Summary. Last Thursday and Friday the Internal Revenue Service (the “IRS”) and the Financial Crimes Enforcement Network (“FinCEN”) of the Department of the Treasury issued current guidance and Proposed Regulations covering a number of important issues with respect to the requirement to file Form TD F 90-22.1, Report of Foreign Bank and Financial Accounts (“FBAR”).

Most significantly for private investment funds, the IRS guidance provides that an FBAR filing is NOT required with respect to interests in offshore private equity and hedge funds for 2009 and earlier calendar years. The Proposed Regulations, in their current form, also would not require such filings, but expressly state that this issue is under further study, and as drafted reserve on the issue of whether filings will be required in the future.

Background.

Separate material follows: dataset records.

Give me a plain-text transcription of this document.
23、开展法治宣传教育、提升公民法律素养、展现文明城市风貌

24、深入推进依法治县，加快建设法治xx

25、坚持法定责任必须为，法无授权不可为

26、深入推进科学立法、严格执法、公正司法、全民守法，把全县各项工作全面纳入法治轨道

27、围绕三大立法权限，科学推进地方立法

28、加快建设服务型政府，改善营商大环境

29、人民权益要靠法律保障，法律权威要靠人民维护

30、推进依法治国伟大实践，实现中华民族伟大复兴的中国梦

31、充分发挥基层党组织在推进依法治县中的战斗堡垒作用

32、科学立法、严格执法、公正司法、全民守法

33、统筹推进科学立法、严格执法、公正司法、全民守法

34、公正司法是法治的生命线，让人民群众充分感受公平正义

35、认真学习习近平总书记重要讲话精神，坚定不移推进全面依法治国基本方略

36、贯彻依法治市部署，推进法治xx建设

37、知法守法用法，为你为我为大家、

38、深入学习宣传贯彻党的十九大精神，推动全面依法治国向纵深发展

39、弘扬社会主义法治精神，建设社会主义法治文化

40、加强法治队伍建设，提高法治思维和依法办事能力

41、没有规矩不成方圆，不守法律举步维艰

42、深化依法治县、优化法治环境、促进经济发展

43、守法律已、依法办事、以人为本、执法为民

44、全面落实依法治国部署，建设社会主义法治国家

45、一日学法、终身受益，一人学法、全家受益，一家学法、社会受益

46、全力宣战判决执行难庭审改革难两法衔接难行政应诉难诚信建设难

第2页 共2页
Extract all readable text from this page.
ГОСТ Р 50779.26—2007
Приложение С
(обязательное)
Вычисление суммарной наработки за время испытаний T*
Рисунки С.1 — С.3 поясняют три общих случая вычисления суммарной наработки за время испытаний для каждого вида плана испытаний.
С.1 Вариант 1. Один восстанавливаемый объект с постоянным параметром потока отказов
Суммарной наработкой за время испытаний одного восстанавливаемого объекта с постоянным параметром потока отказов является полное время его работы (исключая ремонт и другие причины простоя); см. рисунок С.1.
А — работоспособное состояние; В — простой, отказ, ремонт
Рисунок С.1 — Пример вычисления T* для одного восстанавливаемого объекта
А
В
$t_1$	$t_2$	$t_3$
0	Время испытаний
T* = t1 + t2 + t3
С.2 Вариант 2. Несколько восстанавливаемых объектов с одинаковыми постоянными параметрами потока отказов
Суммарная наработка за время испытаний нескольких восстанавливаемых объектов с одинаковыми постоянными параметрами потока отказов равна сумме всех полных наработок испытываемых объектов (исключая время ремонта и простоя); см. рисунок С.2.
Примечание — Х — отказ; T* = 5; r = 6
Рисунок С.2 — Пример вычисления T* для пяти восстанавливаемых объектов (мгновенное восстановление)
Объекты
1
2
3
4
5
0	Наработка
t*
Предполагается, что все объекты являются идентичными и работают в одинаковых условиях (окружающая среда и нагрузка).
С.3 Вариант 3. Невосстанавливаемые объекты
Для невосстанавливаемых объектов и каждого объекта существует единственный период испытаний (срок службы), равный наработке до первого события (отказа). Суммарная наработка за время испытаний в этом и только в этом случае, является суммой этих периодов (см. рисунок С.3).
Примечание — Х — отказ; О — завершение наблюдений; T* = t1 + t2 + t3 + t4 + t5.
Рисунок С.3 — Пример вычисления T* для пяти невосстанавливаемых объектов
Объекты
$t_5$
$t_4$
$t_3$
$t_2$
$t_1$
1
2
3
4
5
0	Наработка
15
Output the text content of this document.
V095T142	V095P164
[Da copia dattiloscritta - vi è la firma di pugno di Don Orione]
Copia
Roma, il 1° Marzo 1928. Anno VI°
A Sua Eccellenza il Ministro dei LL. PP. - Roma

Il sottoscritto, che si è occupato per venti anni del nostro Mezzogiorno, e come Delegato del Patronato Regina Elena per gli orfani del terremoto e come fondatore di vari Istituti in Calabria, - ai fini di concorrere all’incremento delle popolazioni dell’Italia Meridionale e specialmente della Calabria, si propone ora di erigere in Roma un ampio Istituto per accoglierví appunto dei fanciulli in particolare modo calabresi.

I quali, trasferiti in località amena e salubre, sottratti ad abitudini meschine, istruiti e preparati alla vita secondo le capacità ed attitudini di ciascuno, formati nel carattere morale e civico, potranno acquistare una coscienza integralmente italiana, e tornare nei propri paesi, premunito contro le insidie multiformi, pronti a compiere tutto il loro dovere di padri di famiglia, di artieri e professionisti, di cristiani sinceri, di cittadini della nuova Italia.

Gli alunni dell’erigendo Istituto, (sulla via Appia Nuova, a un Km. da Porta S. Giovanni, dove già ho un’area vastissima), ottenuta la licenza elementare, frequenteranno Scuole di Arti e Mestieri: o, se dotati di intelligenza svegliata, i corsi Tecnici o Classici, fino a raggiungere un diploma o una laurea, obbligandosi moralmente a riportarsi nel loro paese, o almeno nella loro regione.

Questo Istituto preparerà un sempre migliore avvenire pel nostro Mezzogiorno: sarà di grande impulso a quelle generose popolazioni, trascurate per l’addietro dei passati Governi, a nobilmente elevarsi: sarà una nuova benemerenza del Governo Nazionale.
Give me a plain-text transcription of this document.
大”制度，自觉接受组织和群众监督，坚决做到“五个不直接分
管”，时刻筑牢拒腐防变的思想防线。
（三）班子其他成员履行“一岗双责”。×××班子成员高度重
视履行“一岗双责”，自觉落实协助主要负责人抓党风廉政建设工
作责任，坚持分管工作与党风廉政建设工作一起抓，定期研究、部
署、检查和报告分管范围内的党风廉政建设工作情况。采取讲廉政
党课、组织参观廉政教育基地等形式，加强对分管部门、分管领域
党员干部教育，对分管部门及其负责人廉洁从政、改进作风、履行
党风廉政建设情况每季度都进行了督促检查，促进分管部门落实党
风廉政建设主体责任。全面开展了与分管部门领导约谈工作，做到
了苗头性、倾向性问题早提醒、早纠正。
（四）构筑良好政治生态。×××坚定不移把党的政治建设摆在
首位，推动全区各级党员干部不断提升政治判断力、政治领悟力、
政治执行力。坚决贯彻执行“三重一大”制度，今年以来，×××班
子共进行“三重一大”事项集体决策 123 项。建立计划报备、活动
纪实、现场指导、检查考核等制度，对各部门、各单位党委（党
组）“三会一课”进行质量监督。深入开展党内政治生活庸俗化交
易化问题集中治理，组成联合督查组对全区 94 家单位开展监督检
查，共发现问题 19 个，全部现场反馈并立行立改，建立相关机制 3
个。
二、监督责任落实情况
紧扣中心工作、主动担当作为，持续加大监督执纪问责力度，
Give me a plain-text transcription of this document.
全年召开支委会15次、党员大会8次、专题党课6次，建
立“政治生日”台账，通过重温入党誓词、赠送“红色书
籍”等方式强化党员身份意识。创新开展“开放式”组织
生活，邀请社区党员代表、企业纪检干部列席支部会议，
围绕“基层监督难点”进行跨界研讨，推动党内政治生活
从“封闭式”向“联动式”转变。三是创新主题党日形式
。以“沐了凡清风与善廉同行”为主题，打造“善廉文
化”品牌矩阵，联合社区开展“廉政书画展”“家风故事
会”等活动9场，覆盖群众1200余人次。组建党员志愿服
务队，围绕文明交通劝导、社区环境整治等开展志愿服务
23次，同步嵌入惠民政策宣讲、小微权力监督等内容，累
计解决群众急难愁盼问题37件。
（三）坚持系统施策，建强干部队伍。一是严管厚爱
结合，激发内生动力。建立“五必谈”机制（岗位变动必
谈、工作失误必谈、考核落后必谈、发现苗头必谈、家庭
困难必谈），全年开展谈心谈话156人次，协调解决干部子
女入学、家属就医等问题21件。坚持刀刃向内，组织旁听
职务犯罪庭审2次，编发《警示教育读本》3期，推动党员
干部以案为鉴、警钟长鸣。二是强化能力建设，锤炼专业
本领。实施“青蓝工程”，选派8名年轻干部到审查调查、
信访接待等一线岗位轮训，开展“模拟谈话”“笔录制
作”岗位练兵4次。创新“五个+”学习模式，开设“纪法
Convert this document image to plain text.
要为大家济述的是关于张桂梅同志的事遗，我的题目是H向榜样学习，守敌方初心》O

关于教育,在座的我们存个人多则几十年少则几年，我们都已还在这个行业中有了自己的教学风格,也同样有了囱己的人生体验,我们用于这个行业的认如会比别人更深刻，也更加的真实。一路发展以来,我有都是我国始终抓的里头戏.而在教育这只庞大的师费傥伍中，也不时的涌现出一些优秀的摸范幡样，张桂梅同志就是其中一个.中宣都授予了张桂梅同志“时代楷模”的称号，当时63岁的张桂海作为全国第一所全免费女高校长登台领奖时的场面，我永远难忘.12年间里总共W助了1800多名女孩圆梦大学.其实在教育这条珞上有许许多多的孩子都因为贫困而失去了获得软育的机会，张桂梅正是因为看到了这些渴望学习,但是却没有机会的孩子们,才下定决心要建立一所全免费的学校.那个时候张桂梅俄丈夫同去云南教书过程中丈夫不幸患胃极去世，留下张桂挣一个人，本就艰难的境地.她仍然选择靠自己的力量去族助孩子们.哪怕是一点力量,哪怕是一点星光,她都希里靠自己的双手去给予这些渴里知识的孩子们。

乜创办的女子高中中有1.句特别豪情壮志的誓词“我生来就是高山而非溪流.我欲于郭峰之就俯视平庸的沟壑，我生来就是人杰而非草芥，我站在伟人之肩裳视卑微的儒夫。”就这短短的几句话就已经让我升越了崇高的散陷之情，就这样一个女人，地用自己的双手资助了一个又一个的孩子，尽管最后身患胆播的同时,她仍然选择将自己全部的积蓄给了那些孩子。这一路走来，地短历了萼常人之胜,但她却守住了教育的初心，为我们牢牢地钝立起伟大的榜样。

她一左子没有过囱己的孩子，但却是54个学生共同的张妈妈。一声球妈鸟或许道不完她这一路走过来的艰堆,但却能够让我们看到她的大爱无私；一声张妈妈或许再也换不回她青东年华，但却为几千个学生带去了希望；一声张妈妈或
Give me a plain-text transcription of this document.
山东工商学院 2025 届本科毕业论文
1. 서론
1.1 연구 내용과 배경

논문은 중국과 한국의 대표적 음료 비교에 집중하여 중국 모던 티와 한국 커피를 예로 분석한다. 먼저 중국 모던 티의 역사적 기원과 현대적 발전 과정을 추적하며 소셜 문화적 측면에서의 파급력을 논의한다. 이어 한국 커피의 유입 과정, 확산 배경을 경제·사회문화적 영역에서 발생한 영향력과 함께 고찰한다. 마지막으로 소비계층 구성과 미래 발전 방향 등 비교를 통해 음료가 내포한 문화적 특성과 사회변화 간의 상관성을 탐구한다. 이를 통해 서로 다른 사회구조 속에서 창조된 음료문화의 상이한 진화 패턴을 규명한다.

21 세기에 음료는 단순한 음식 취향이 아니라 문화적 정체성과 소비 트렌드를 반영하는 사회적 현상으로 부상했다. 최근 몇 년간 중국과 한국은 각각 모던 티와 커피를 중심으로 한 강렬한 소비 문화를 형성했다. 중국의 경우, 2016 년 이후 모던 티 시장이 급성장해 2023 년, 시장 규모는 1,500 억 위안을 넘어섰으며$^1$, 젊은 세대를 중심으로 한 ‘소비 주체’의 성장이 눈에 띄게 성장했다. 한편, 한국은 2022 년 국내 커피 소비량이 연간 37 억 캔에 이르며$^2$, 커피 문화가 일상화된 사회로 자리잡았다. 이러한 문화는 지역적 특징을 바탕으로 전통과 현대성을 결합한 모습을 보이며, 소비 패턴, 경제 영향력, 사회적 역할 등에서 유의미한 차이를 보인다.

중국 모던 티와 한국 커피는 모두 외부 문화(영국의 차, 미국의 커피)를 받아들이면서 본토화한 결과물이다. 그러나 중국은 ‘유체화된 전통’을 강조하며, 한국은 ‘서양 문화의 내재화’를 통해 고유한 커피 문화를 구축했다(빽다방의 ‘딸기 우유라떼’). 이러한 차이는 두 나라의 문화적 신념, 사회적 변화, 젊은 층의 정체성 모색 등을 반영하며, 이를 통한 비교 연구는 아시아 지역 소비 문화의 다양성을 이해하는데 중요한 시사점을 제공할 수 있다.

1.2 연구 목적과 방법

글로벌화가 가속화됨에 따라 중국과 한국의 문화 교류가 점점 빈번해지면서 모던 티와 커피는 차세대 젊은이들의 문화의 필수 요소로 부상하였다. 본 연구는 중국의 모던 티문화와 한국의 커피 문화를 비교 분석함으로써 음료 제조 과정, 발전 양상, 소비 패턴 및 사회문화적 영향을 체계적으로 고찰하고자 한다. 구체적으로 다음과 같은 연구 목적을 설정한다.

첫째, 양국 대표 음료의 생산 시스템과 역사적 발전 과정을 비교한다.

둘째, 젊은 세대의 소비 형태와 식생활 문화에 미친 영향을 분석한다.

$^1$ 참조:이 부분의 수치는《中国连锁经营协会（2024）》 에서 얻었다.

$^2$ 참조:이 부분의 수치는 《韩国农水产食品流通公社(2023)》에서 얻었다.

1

As discussed in our earlier client alert from June 19, 2009, Foreign Financial Account Filing Requirements for Investors in Offshore Investment Funds,1 United States persons with financial interests in or signature or other authority over any foreign financial accounts with an aggregate value exceeding $10,000 at any time during the calendar year must file an FBAR with respect to the account on or before June 30 of the succeeding year. Certain comments and informal guidance in the summer of 2009 suggested that offshore hedge and private equity funds were “financial accounts” for this purpose, although the deadline for FBAR filings in respect of such interests was extended to June 30, 2010.

FinCEN Proposed Regulations. FinCEN has issued Proposed Regulations that, among other things, provide a more detailed definition of the financial accounts that would be subject to FBAR reporting, certain specific rules and exceptions regarding when persons with signature or other authority over accounts must file FBARs, an expanded consolidated reporting mechanism for filing FBARs in certain cases, and a revised set of instructions for the FBAR form that would implement the changes in the regulations. Under the Proposed Regulations, accounts subject to reporting include an account with a mutual fund or similar pooled fund which issues shares available to the general public that have a regular net asset value determination and regular redemptions.

Typical hedge and private equity funds are not included in the Proposed Regulations’ current definition of mutual fund or similar pooled fund. The Proposed Regulations reserve on the issue of other investment funds and the preamble to the Proposed Regulations makes it clear that Treasury is continuing to study these issues. Thus, the Proposed Regulations may not be the last word for private investment funds.

IRS Guidance. In addition, the IRS issued a Notice, Notice 2010-23, and an Announcement, Announcement 2010-16, related to FBAR filings. The Notice provides three important changes and clarifications:

  1. Foreign “Commingled Funds” Do Not Include Offshore Private Equity and Hedge Funds. For purposes of FBAR filing, the IRS will not interpret the term “commingled fund” to apply to funds other than mutual funds with respect to FBARs for calendar years 2009 and prior years. For these purposes, “a financial interest in, or signature authority over, a foreign hedge fund or private equity fund” is specifically excluded from the term “commingled fund.” Accordingly, United States persons holding interests in offshore private equity and hedge funds will not be required to file FBARs with respect to those funds for 2009 and prior years. United States persons holding interests in offshore mutual funds will still be required to file an FBAR, unless another exception applies.  
  2. Signature Authority but No Financial Interest. Persons with signature authority over, but no financial interest in, a foreign financial account for which an FBAR would otherwise have been due on June 30, 2010 now have until June 30, 2011 to file FBARs with respect to those foreign financial accounts. This applies for the 2010 and prior calendar years.
  3. FBAR Reporting on Tax Returns. If a taxpayer has no other reportable foreign financial accounts for the year in question, a taxpayer who qualifies for the filing relief provided in (1) and (2) above should check the “no” box in response to FBAR-related questions found on federal tax forms for 2009 and earlier years that ask about the existence of a financial interest in, or signature authority over, a foreign financial account.

Announcement 2010-16 suspends the requirement to file the FBAR due on June 30, 2010 for all persons who are not United States citizens, residents, or domestic entities. In addition, all potential FBAR filers are permitted to rely on the definition of “United States person” found in the July 2000 version of the FBAR instructions to determine if they have a filing obligation for the 2009 and earlier calendar years. Consistent with earlier IRS pronouncements,2 this narrows the definition of “United States person” found in the instructions to the FBAR from October 2008, which included “a person in and doing business in the United States” and would have required certain foreign entities and individuals to file FBARs.